Nonostante tutto anche quella mattina doveva uscire. Le fatiche del suo incarico la attendevano. Si alzò con sforzo e mentre si lavava i denti con lentezza osservò preoccupata l’immagine che lo specchio le restituiva. Era quella di una faccia stanca con due occhi cerchiati e impauriti. Un’aspetto non facile ad accettare.
Prima di aprire la porta si soffermò; incerta posò la mano sulla
maniglia, respirò profondamente ed uscì. La distanza che la separava
dall’auto di servizio era minima ma più volte si voltò indietro
controllando le cose che le erano vicino e le persone che in quel
momento percorrevano la stessa via.
Gianni, l’autista, l’aspettava puntuale all’angolo della strada.
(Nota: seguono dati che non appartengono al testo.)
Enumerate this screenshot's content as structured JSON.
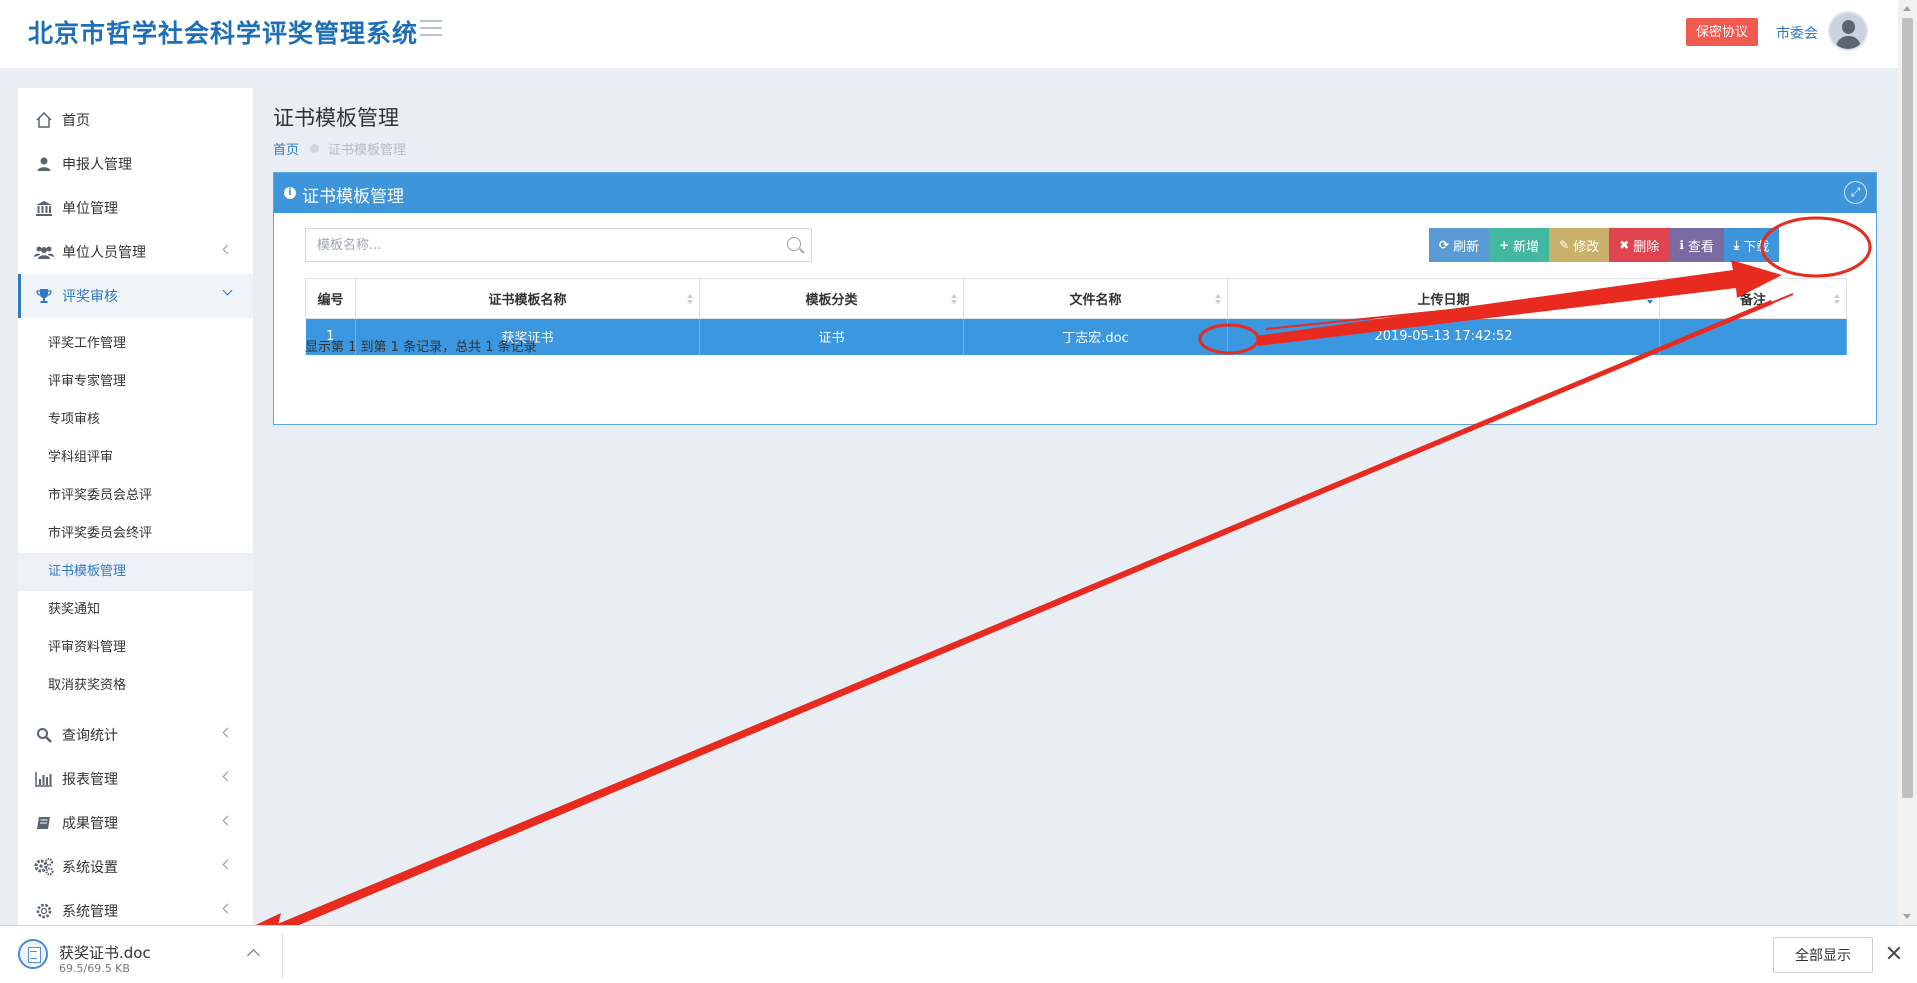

Appoggiato di schiena all’auto scorreva lo schermo del suo smartphone
sprofondato nel suo profilo Facebook. Si accorse di lei con la coda
dell’occhio e si affrettò a salutarla: “Buon giorno signora Sindaca,
prego” le disse aprendo la portiera posteriore. “Preferirei sedere
davanti, grazie” gli rispose. Gianni la guardò un po’ sorpreso e di buon
grado la fece accomodare nei sedili anteriori.
La macchina si mosse nel traffico caotico della capitale. L’esperienza
di guida di Gianni, faceva sgusciare il mezzo tra le fila di auto che si
snodavano nei viali verso il centro. Lei teneva la borsa sulle gambe
strette. Il braccio destro teso a prendere saldamente la maniglia appena
sopra la testa. Il corpo irrigidito a contrastare i bruschi movimenti
della macchina. Lo sguardo invece era come intimorito, turbato. Gli
occhi seguivano le auto di fianco.
Ogni autista, ogni passeggero avrebbe potuto essere la causa dei suoi tormenti. Troppe cose strane erano accadute, troppi eventi negativi avevano intralciato il suo lavoro. Chi le voleva del male? Chi voleva che alla fine il suo operato fosse un fallimento? Ma gli autobus si incendiano perché vecchi? E le scale mobili della metro si rompono perché sono da manutenere? Chi metteva apposta i rifiuti fuori dai cassonetti? Che fosse un complotto contro di lei? Quante cose da sapere, quante da affrontare.
I pensieri che la opprimevano si scossero insieme alla macchina che
sobbalzò pesantemente su una buca particolarmente profonda della strada.
“Ahh queste buche” disse Gianni, ma il suo tono polemico si strozzò con
imbarazzo guardando di fianco la Sindaca come a scusarsi dell’avventata
constatazione. Ma lei era ritornata a scrutare le auto che si
soffermava vicino ad ogni semaforo rosso. Poi, all’improvviso qualcosa
accadde.
Una frenata violenta, brusca, inattesa. L’auto si inchiodò, qualcosa
aveva indotto Gianni a quella avventata e rovinosa manovra. La borsa
della Sindaca volò via. Nonostante la cintura la testa andò bruscamente
in avanti e la fronte urtò con violenza sul vetro. L’auto che seguiva
non riuscì a frenare in tempo e impattò con forza posteriormente il
mezzo che fu scaraventato qualche metro avanti. Il rumore disarmonico e
angoscioso delle lamiere contorte e dei fari rotti, finalmente cessò.
Lei aprì la porta lentamente, una mano sulla fronte sanguinante, le
movenze incerte. Ancora, riuscì a pensare confusamente, ancora qualcosa
di negativo,
di strano, di ostile che accade. Fu il gatto nero che attrasse la sua
attenzione; uscì malconcio da sotto la macchina accompagnato dalle
imprecazioni di Gianni che per non ucciderlo aveva tentato la disperata
frenata.
L’animale aveva attraversato la strada improvvisamente e sarebbe
stato certamente schiacciato dalle ruote dell’auto di servizio se il
destino non fosse virato in suo favore. Il gatto zoppicante si fermò
quasi ai piedi di lei, alzo la testa e con una vitalità inaspettata
mostrò minaccioso e mostruoso i denti aguzzi, abbassò le orecchie, emise
un terrificante ringhio e gli occhi si fecero maligni. Lei fece un
passo indietro come
a proteggersi, lo guardò avviarsi verso gli alti arbusti che invadevano
quasi interamente il marciapiede. Il sangue stava gocciolando sul
sopracciglio, mentre gli occhi le si stavano velando di lacrime. Troppe
cose strane, troppe avversità, troppe fatalità. Improvvisamente il gatto
nero riapparve tra l’erba del marciapiede.
Sembrò fissarla con sguardo beffardo e cattivo. “Strane coincidenze” pensò e iniziò ad avere paura.